Liz Cheney: Trump response to Capitol mob ‘he caused’ is ‘completely inadequate’
Rep. Liz Cheney (Wyo.), the No. 3 House Republican, tore into President Trump over his response to Wednesday riots in and around the Capitol that delayed Congress’s certification of the Electoral College results.
Cheney, who has frequently clashed with the president throughout his administration, said Trump is to blame for the mob due to his unsubstantiated claims of a “rigged” election, and she panned his response to the violence as “completely inadequate.”

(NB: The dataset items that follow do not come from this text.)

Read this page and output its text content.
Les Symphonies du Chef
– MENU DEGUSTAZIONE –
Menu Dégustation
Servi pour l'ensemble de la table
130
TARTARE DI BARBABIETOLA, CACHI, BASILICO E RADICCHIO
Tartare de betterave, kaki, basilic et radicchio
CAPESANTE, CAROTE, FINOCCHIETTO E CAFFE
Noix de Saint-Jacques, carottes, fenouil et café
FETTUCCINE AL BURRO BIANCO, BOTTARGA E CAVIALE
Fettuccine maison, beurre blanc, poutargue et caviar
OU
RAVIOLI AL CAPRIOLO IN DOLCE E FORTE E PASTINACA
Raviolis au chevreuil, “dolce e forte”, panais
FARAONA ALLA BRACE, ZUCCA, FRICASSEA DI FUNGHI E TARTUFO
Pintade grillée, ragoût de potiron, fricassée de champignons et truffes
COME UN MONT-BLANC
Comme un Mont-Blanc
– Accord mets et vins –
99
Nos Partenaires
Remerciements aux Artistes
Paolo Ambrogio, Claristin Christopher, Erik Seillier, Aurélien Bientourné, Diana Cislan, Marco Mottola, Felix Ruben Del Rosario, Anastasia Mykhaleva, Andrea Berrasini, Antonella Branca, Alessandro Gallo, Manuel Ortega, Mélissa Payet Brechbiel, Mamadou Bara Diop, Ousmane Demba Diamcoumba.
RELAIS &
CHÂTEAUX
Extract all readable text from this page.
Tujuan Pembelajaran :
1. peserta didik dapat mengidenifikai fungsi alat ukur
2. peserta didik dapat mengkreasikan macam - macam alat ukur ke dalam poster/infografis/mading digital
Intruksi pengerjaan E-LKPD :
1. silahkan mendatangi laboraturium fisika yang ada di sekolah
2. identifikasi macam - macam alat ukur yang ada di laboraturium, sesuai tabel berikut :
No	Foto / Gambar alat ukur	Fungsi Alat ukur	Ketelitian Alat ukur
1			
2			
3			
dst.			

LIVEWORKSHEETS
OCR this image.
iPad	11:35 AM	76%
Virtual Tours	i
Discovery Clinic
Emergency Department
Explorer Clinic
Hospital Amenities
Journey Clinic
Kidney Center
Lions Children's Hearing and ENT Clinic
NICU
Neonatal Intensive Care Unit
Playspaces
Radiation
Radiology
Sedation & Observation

“What he has done and what he has caused here is something that we’ve never seen before in our history. It’s been 245 years, and no president has ever failed to concede or agree to leave office after the Electoral College has voted, and I think what we are seeing today is the result of that, the result of convincing people that somehow Congress was going to overturn the results of this election, the results of suggesting that he wouldn’t leave office,” she said on NBC News.
“Those are very, very dangerous things, and he will be remembered, this will be part of his legacy, and it is a dangerous moment for the country,” she said.
Cheney’s statement is among the sharpest Republican rebukes of Trump over the day’s chaos.
During some of the day’s tensest moments, officers were seen with their firearms drawn inside the House chamber, appearing to point them at demonstrators outside the door leading into the historic room. Glass from the door was broken, and law enforcement barricaded the entrance. Lawmakers were also seen being handed gas masks and calling their family members to tell them they were safe.
The mob descended on the Capitol as Congress debated GOP objections to the Electoral College vote. The challenges are virtually guaranteed to fail to block President-elect Joe Biden from being certified as the winner of the November election.
Trump has sent out a number of tweets as the protests ramped up, including most recently a taped video from the White House urging his supporters to disperse and repeating his false claims that his election defeat was “fraudulent,” the idea that fueled the protest in the first place.
“You have to go home now. We have to have peace,” Trump said. “We have to have law and order. We have to respect our great people in law and order. We don’t want anybody hurt.”